Parmi les grandes figures internationales de la mise en scène actuellement en activité, Ivo van Hove est probablement un de ceux qui accordent le plus d’attention au récit. Alors que le post- et le néo-dramatique, et les recherches de narrativités singulières ne cessent de dominer, le directeur du Toneelgroep d’Amsterdam s’obstine avec succès à « raconter des histoires ». Jamais directement auteur de ses spectacles1, à la différence d’un Castellucci ou d’une Liddell, par exemple, il puise ses sujets dans le répertoire, élargissant cette notion à l’histoire du cinéma2, sans négliger toutefois celle du théâtre. Cet attachement au récit, aux situations et aux personnages, ne doit pas laisser penser que la réflexion sur les outils de la narrativité contemporaine serait absente de son œuvre. Au contraire, au fil de son abondante production, on observe l’élaboration d’une grammaire scénique propre de plus en plus précise, basée sur le traitement combiné de l’espace et de la vidéo live. Une « science du hors-cadre » savamment élaborée pour traiter de la parole publique et politique aujourd’hui, science qui trouve une forme de point d’aboutissement dans deux de ses récents succès : Kings of War d’après Shakespeare (créé en 2015 à Amsterdam avec l’ensemble du Toneelgroep) et Les Damnés d’après Visconti (créé en juillet 2016 au Festival d’Avignon avec la Comédie Française).
La fin des Tragédies romaines, grand succès du Festival d’Avignon en 2008, contenait une affirmation dramaturgique forte, véritable plaidoyer pro-théâtre. Alors que le dispositif scénique invitait les spectateurs à côtoyer les acteurs sur scène durant plusieurs heures et que de nombreux téléviseurs permettaient de suivre l’action lorsque celle-ci se déroulait hors de la vue, la dernière partie du spectacle brisait cette dynamique : les spectateurs étaient priés de quitter l’espace scénique et de regagner le gradin pour suivre l’issue d’Antoine et Cléopâtre, dernière pièce du triptyque. Ce faisant, Van Hove énonçait sans ambages une vérité simple : pour appréhender pleinement une situation dans sa complexité, il est nécessaire de s’en extraire. Le regard immergé ne saurait englober la totalité du tragique se déroulant sous nos yeux. Il faut du recul, un cadre. Plusieurs années avant que les expérimentations autour de la réalité augmentée ne se multiplient, van Hove semblait affirmer l’urgence de la distance, l’importance du point de vue.
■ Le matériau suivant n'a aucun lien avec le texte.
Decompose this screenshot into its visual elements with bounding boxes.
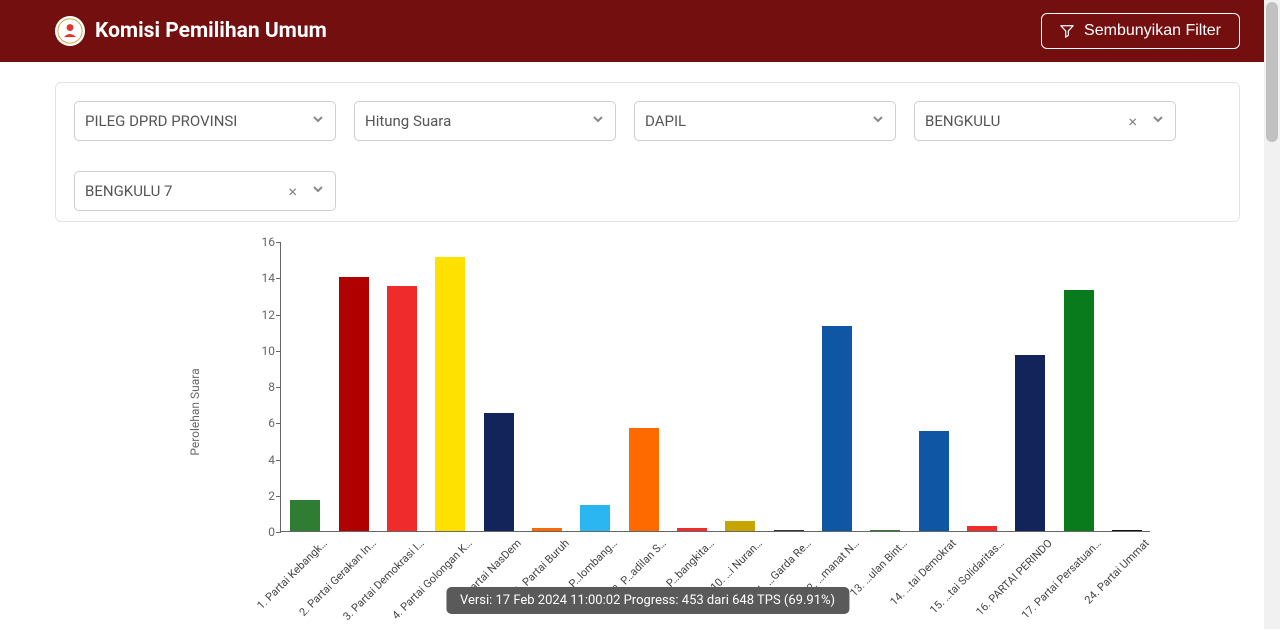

Kings of War propose un ensemble de quatre heures compilant trois des drames historiques shakespeariens, qui correspondent à trois règnes successifs sur le trône d’Angleterre : Henry V, Henry VI, Richard III. Si on peut y lire une réflexion sur le pouvoir, élaborée via un passage en revue de trois manières tranchées de l’exercer, une autre interprétation de l’œuvre est permise. Le traitement des quatre heures de spectacle laisse à penser que tout tend vers son issue. En d’autres termes, que van Hove s’intéresse ici à la « généalogie » de Richard III : comment advient le tyran ? Comment son accès au trône est-il rendu possible ? En ne se contentant pas des trois premiers actes du drame (Richard III est couronné à la fin de l’acte 3 de la pièce éponyme), mais en convoquant les trajets – ici condensés – des deux souverains précédents, le metteur en scène flamand et son dramaturge Bart Van den Eynde contextualisent bien au-delà de ce qui est convenu ; ils invitent à élargir le regard que l’on porte sur l’action.
Avoir confié le rôle de Richard III à Hans Kesting, prodigieusement exceptionnel (un des plus grands acteurs en activité en Europe), peut être vu comme un indice de la prédominance de la pièce sur les deux autres. Mais c’est le dispositif vidéo-scénographique, conçu avec Jan Versweyveld (scénographie et lumières) et Tal Yarden (vidéo), qui œuvre prioritairement à cet objectif de « sur-contextualisation ».